The Juvenile Justice Alternative Education Program is the only program that has been cut during the ongoing budget workshops.
Judge Mike Pfeiffer said the rest of $1.2 million being sliced from the budget is coming out of department budget requests.
County officials are still working on the final budget, which isn't expected to be completed for a few weeks, Pfeiffer said.
PORT LAVACA - Calhoun County officials, hoping to make up a $1.2 million budget shortfall, are closing its juvenile boot camp.
In the wake of the recession, Calhoun County has had to cut about $4 million from its budget in the past two years.
This year, finding they once again needed to make significant budget reductions, County Judge Mike Pfeiffer and the county commissioners met with Calhoun school district Superintendent Billy Wiggins two weeks ago to discuss closing the Juvenile Justice Alternative Education Program. The court officially decided to close it last week, Wiggins said.

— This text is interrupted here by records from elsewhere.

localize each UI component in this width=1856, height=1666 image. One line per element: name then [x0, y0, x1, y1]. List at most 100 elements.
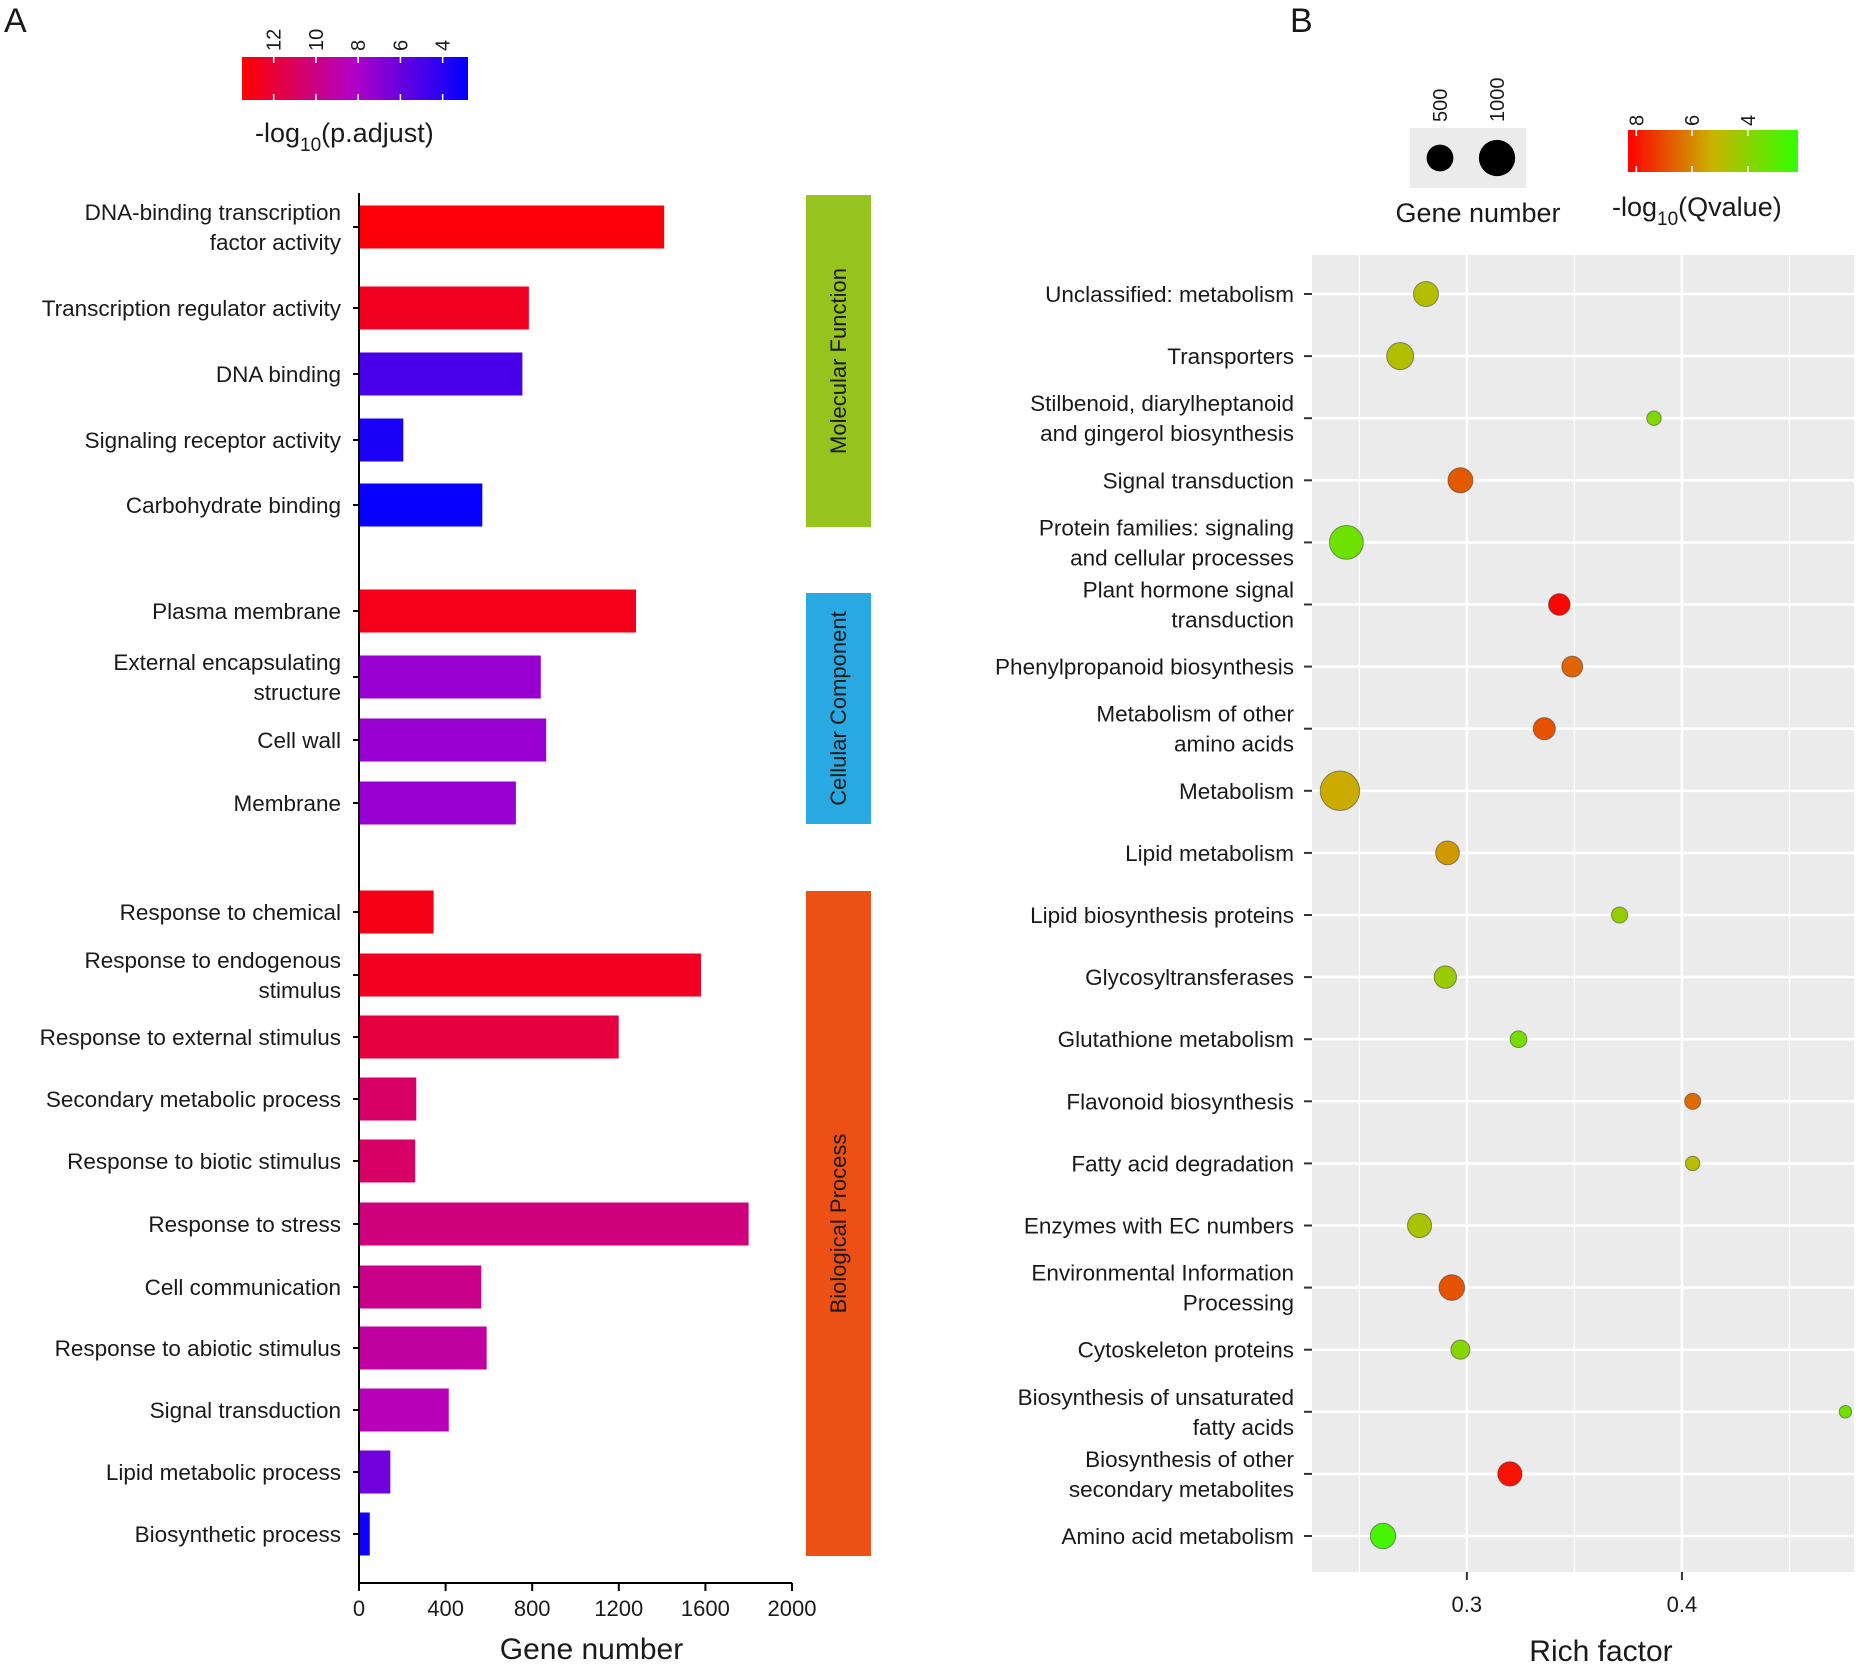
bubble-point — [1319, 770, 1361, 812]
bar-category-label: Plasma membrane — [152, 599, 341, 624]
bubble-point — [1548, 593, 1571, 616]
bar — [360, 1139, 416, 1183]
bar-category-label: Transcription regulator activity — [42, 296, 342, 321]
bubble-point — [1413, 281, 1439, 307]
bar — [360, 781, 516, 825]
bar — [360, 1326, 487, 1370]
bar-category-label: Response to abiotic stimulus — [55, 1336, 341, 1361]
pathway-label: Environmental Information Processing — [1031, 1261, 1294, 1316]
pathway-label: Glycosyltransferases — [1085, 965, 1294, 990]
bubble-point — [1386, 342, 1415, 371]
pathway-label: Biosynthesis of unsaturated fatty acids — [1018, 1385, 1294, 1440]
bubble-chart: 0.3 0.4 Rich factor Unclassified: metabolis… — [995, 255, 1854, 1666]
qvalue-tick-label: 4 — [1738, 115, 1760, 126]
bar-category-label: DNA binding — [216, 362, 341, 387]
pathway-label: Amino acid metabolism — [1061, 1524, 1294, 1549]
bubble-point — [1561, 655, 1584, 678]
bar — [360, 1450, 391, 1494]
pathway-label: Lipid metabolism — [1125, 841, 1294, 866]
bar — [360, 1077, 417, 1121]
pathway-label: Unclassified: metabolism — [1045, 282, 1294, 307]
pathway-label: Flavonoid biosynthesis — [1066, 1089, 1294, 1114]
bar-chart: 0 400 800 1200 1600 2000 Gene number DNA-bindin… — [40, 193, 817, 1666]
bubble-point — [1433, 965, 1458, 989]
panel-a-letter: A — [4, 2, 27, 40]
bar-category-label: Signal transduction — [150, 1398, 341, 1423]
padj-tick-label: 10 — [306, 29, 328, 51]
x-tick-label: 800 — [514, 1596, 551, 1621]
bubble-point — [1497, 1461, 1523, 1487]
pathway-label: Stilbenoid, diarylheptanoid and gingerol … — [1030, 391, 1294, 446]
bar — [360, 1202, 749, 1246]
bubble-point — [1611, 906, 1629, 924]
bar-category-label: Biosynthetic process — [135, 1522, 341, 1547]
pathway-label: Signal transduction — [1103, 468, 1294, 493]
pathway-label: Phenylpropanoid biosynthesis — [995, 655, 1294, 680]
gene-number-size-legend: 500 1000 Gene number — [1395, 78, 1560, 229]
bubble-point — [1532, 717, 1556, 741]
bubble-point — [1406, 1212, 1433, 1239]
pathway-label: Cytoskeleton proteins — [1078, 1338, 1294, 1363]
bar-category-label: Lipid metabolic process — [106, 1460, 341, 1485]
pathway-label: Enzymes with EC numbers — [1024, 1214, 1294, 1239]
bubble-point — [1447, 467, 1474, 494]
panel-a: A 12 10 8 6 4 -log10(p.adjust) 0 400 800 1200 16… — [4, 2, 871, 1666]
bar-category-label: Response to external stimulus — [40, 1025, 341, 1050]
pathway-label: Transporters — [1167, 344, 1294, 369]
size-legend-circle — [1426, 144, 1454, 172]
x-tick-label: 0 — [353, 1596, 365, 1621]
pathway-label: Biosynthesis of other secondary metabolit… — [1069, 1447, 1295, 1502]
bar — [360, 890, 434, 934]
pathway-label: Metabolism of other amino acids — [1096, 702, 1294, 757]
panel-b-letter: B — [1290, 2, 1313, 40]
bar-category-label: External encapsulating structure — [113, 650, 341, 705]
padj-color-legend: 12 10 8 6 4 -log10(p.adjust) — [242, 29, 468, 156]
padj-colorbar — [242, 57, 468, 100]
bar-category-label: DNA-binding transcription factor activity — [85, 200, 342, 255]
padj-legend-title: -log10(p.adjust) — [255, 118, 434, 156]
bar — [360, 589, 637, 633]
bar-category-label: Response to chemical — [120, 900, 341, 925]
bar-category-label: Response to stress — [148, 1212, 341, 1237]
bar — [360, 1015, 619, 1059]
qvalue-tick-label: 6 — [1682, 115, 1704, 126]
bubble-point — [1838, 1405, 1853, 1419]
padj-tick-label: 8 — [348, 40, 370, 51]
go-category-bar — [806, 891, 871, 1556]
bar — [360, 1388, 449, 1432]
bar-category-label: Response to biotic stimulus — [67, 1149, 341, 1174]
x-tick-label: 0.3 — [1452, 1592, 1483, 1617]
bar-category-label: Cell communication — [145, 1275, 341, 1300]
bar-category-label: Cell wall — [257, 728, 341, 753]
pathway-label: Protein families: signaling and cellular … — [1039, 515, 1294, 570]
bar-category-label: Response to endogenous stimulus — [85, 948, 341, 1003]
bar — [360, 205, 665, 249]
bar — [360, 1265, 482, 1309]
pathway-label: Lipid biosynthesis proteins — [1030, 903, 1294, 928]
bubble-point — [1684, 1155, 1701, 1172]
pathway-label: Glutathione metabolism — [1058, 1027, 1294, 1052]
go-category-bar — [806, 593, 871, 824]
bar — [360, 718, 547, 762]
plot-background — [1312, 255, 1854, 1572]
bar-category-label: Secondary metabolic process — [46, 1087, 341, 1112]
x-tick-label: 1600 — [681, 1596, 730, 1621]
x-axis-title: Gene number — [500, 1633, 683, 1666]
x-tick-label: 2000 — [768, 1596, 817, 1621]
padj-tick-label: 4 — [433, 40, 455, 51]
go-category-label: Biological Process — [826, 1134, 851, 1314]
go-category-label: Cellular Component — [826, 611, 851, 805]
qvalue-tick-label: 8 — [1626, 115, 1648, 126]
padj-tick-label: 12 — [264, 29, 286, 51]
bar — [360, 483, 483, 527]
size-legend-circle — [1478, 139, 1516, 177]
bar — [360, 953, 701, 997]
x-tick-label: 0.4 — [1667, 1592, 1698, 1617]
bar-category-label: Carbohydrate binding — [126, 493, 341, 518]
go-category-label: Molecular Function — [826, 268, 851, 454]
go-category-bar — [806, 195, 871, 527]
qvalue-legend-title: -log10(Qvalue) — [1612, 192, 1782, 230]
size-legend-tick-label: 500 — [1430, 89, 1452, 122]
bar — [360, 1512, 370, 1556]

The boot camp opened in January 1999 as a program for students with recurring discipline problem and those in the juvenile probation system, Pfeiffer said.
During the years, the juvenile court system has handled more of these types of problems, Pfeiffer said.

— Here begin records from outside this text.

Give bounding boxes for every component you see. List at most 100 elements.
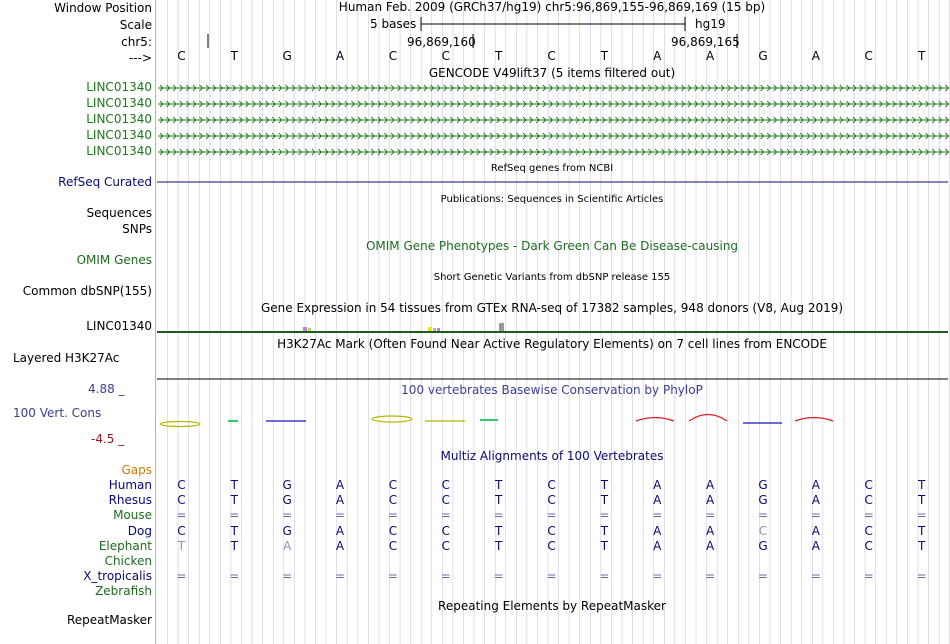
base-letter: A [653,538,662,553]
species-label[interactable]: X_tropicalis [83,569,152,584]
base-letter: = [705,508,716,523]
sequences-track-label[interactable]: Sequences [86,206,152,220]
base-letter: G [758,493,768,508]
phylop-track-label[interactable]: 100 Vert. Cons [13,406,102,420]
h3k27ac-track-label[interactable]: Layered H3K27Ac [13,351,120,365]
base-letter: G [282,493,292,508]
omim-track-title[interactable]: OMIM Gene Phenotypes - Dark Green Can Be… [365,239,739,253]
base-letter: T [917,493,926,508]
base-letter: A [706,538,715,553]
gtex-track-title[interactable]: Gene Expression in 54 tissues from GTEx … [260,301,844,315]
omim-track-label[interactable]: OMIM Genes [76,253,152,267]
refseq-track-title[interactable]: RefSeq genes from NCBI [490,163,614,174]
gencode-gene-lines[interactable] [158,84,950,156]
base-letter: = [387,508,398,523]
base-letter: C [758,523,768,538]
base-letter: A [653,49,662,63]
h3k27ac-track-title[interactable]: H3K27Ac Mark (Often Found Near Active Re… [277,337,827,351]
gencode-item-label[interactable]: LINC01340 [86,112,152,126]
refseq-track-label[interactable]: RefSeq Curated [58,175,152,189]
phylop-max-value: 4.88 _ [88,382,125,396]
base-letter: = [810,569,821,584]
publications-track-title[interactable]: Publications: Sequences in Scientific Ar… [440,194,664,205]
base-letter: G [758,49,768,63]
species-label[interactable]: Dog [127,523,152,538]
base-letter: = [229,569,240,584]
base-letter: = [652,569,663,584]
dbsnp-track-title[interactable]: Short Genetic Variants from dbSNP releas… [433,272,671,283]
scale-bar [420,17,686,31]
base-letter: A [811,523,820,538]
scale-text: 5 bases [370,17,417,31]
base-letter: T [230,478,238,492]
base-letter: T [600,49,609,63]
base-letter: C [441,538,450,553]
coordinate-label-2: 96,869,165 [671,35,740,49]
base-letter: = [599,508,610,523]
base-letter: A [335,538,345,553]
base-letter: T [917,49,926,63]
base-letter: C [388,478,398,492]
species-label[interactable]: Zebrafish [95,584,152,599]
base-letter: C [441,523,450,538]
base-letter: = [493,569,504,584]
base-letter: A [811,538,820,553]
gencode-item-label[interactable]: LINC01340 [86,80,152,94]
species-label[interactable]: Rhesus [108,493,152,508]
base-letter: C [864,538,873,553]
window-position-label: Window Position [54,1,152,15]
gencode-track-title[interactable]: GENCODE V49lift37 (5 items filtered out) [428,66,676,80]
base-letter: = [282,569,293,584]
gtex-expression-bars[interactable] [157,323,948,333]
base-letter: C [388,523,398,538]
base-letter: C [864,493,873,508]
dbsnp-track-label[interactable]: Common dbSNP(155) [22,284,152,298]
base-letter: G [758,478,768,492]
chr-label: chr5: [121,35,152,49]
base-letter: T [494,49,503,63]
species-label[interactable]: Chicken [104,554,152,568]
base-letter: T [917,538,926,553]
base-letter: = [335,508,346,523]
base-letter: = [599,569,610,584]
base-letter: T [494,478,503,492]
phylop-track-title[interactable]: 100 vertebrates Basewise Conservation by… [401,383,703,397]
base-letter: = [863,508,874,523]
base-letter: C [547,493,556,508]
species-label[interactable]: Human [108,478,152,492]
base-letter: G [282,49,292,63]
gaps-label: Gaps [121,463,152,477]
repeatmasker-track-label[interactable]: RepeatMasker [66,613,152,627]
repeatmasker-track-title[interactable]: Repeating Elements by RepeatMasker [438,599,666,613]
species-label[interactable]: Elephant [98,538,152,553]
gencode-item-label[interactable]: LINC01340 [86,144,152,158]
base-letter: C [864,478,873,492]
gencode-item-label[interactable]: LINC01340 [86,96,152,110]
base-letter: C [547,478,556,492]
base-letter: = [335,569,346,584]
strand-arrow-label: ---> [128,51,152,65]
snps-track-label[interactable]: SNPs [122,222,152,236]
base-letter: T [600,478,609,492]
base-letter: T [177,538,186,553]
gtex-track-label[interactable]: LINC01340 [86,319,152,333]
multiz-track-title[interactable]: Multiz Alignments of 100 Vertebrates [440,449,664,463]
base-letter: C [388,538,398,553]
base-letter: T [494,493,503,508]
base-letter: C [388,49,398,63]
base-letter: = [176,569,187,584]
base-letter: A [706,493,715,508]
scale-label: Scale [119,18,152,32]
base-letter: C [441,49,450,63]
base-letter: = [757,508,769,523]
base-letter: = [546,508,557,523]
base-letter: C [547,538,556,553]
base-letter: = [387,569,398,584]
phylop-conservation-glyphs[interactable] [159,413,834,428]
gencode-item-label[interactable]: LINC01340 [86,128,152,142]
base-letter: = [705,569,716,584]
species-label[interactable]: Mouse [113,508,152,523]
base-letter: C [388,493,398,508]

This isn't the first time the boot camp program has wound up on the chopping block; the camp was temporarily closed by the Juvenile Probation Board in the summer of 2009 because the county discussed cutting funding. The county continued funding that year, reopening the program in October.
The county allotted $128,000 for the boot camp last year, and only eight students were enrolled by the end of the school year, Pfeiffer said. The program wasn't being used enough to keep it open.
"We support the school district and the teachers, but there's a point in time when it costs so much and you've got to look at how much it's really being used," Pfeiffer said.
The boot camp is closed as of this week. Pfeiffer said the county will save $128,000 by cutting the program.
The county is required by mandate to fund many programs. Since county officials are not required to fund the boot camp, the program was cut, Pfeiffer said.
With the boot camp closed, two drill sergeants will lose their their jobs, Pfeiffer said. The teacher assigned to the boot camp will be moved to either Hope High School or FLEX, the two alternative programs in the district.
Students who expected to return to boot camp in the fall will attend the FLEX campus, Wiggins said.
The only problem for the school district will be what to do with the students who have done things that require mandatory expulsion by the state. These students used to be sent to boot camp, but they will now be expelled to the street. Wiggins said they are looking for a place to send these students, but they haven't found a solution yet.
Wiggins said he is sorry to see the program go, but noted it is understandable, considering these economic times.
The school district went through its own cuts recently. The district closed Point Comfort Elementary as part of its budget cuts.
"It has been a good thing, but we certainly understand the difficult economic times that we're all in, and we'll do everything we can to absorb those kids back into the school district," Wiggins said.